Contar essas e outras histórias é – além de um ato de afeto – um ato profundamente político, isto é, da vida na cidade. Por meio delas, o ser humano sabe-se em interação com os semelhantes e com a vida em todas as suas instâncias, em uma dimensão planetária. Ao ouvi-las ou lê-las, a criança ou o jovem se apercebe de que é herdeiro de uma comunidade humana, com tudo o que isso implica. “Você tem direito a esses bens construídos ao longo do tempo pela humanidade” é o que dizemos às crianças e aos jovens, no ato de contar histórias, oferecer livros.
As crianças intuem que aquelas palavras que se repetem num mesmo enredo, com as mesmas personagens, foram tomadas emprestadas pelo pai, pela mãe ou outro adulto de algum lugar que não conhecem, de um tempo que não sabem qual, mas que contêm coisas boas. Quando as palavras vêm dos livros, e as crianças identificam isso, mesmo as bem pequenas, há um continente palpável, um lugar onde encontrá-las de novo, sempre que se desejar. O bem é da mesma qualidade, o grau de apropriação diferente. Contudo, uma história, lida ou contada de cor, carrega emoções que permitem ao receptor avançar, retroceder, parar, encontrar-se.
O ouvinte ou a ouvinte vai em busca de algo que é desafio. Retrocede para revisar ou buscar refúgio, para de medo e angústia, encontra a si mesmo como alguém que atravessou a experiência ao lado do personagem. Como o pequeno Sartre fez no momento em que a mãe dele acabou de ler As Fadas, pode também tomar possessivamente para si o livro de onde saiu toda aquela aventura.

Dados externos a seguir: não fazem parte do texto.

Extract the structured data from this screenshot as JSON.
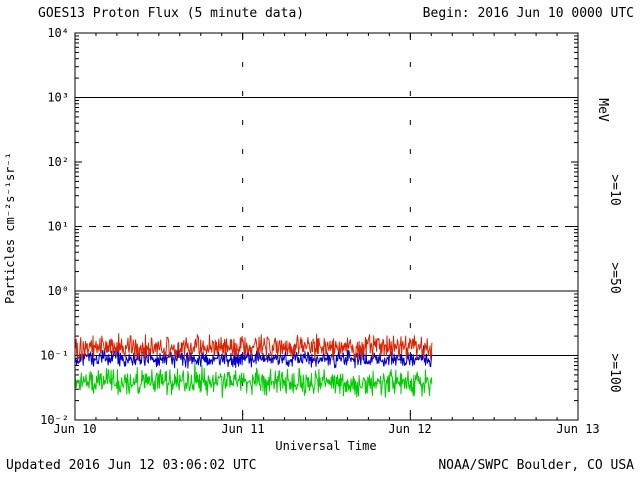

Minha primeira filha nasceu, encontrou a voz leitora de histórias e a pequena biblioteca já formada para ela. Havia, é claro, a biblioteca familiar, de que se apropriaria também à época devida. Assim foi com a segunda, a terceira. Todas tiveram narrativas e livros, durante a infância, a juventude. A última vez que li histórias para a filha mais jovem ela estava com 23 anos. A viagem de Teo, me lembro bem. E guardo com grande carinho um cartão de Dia das Mães que agradece à mãe que lia histórias.
Chegou a primeira neta, encontrou voz leitora e livros, que vão virando biblioteca. Livros presenteados com frequência, livros emprestados, associação a clubes de leitura. Assim também com os outros netos, Natan e Júlia, que chegaram há pouco. Ao preencher o Diário do Leitor do Clube Quindim, Natan reconhece que é herdeiro de um bem simbólico. E vem, alegre, tomar posse do que a ele é devido.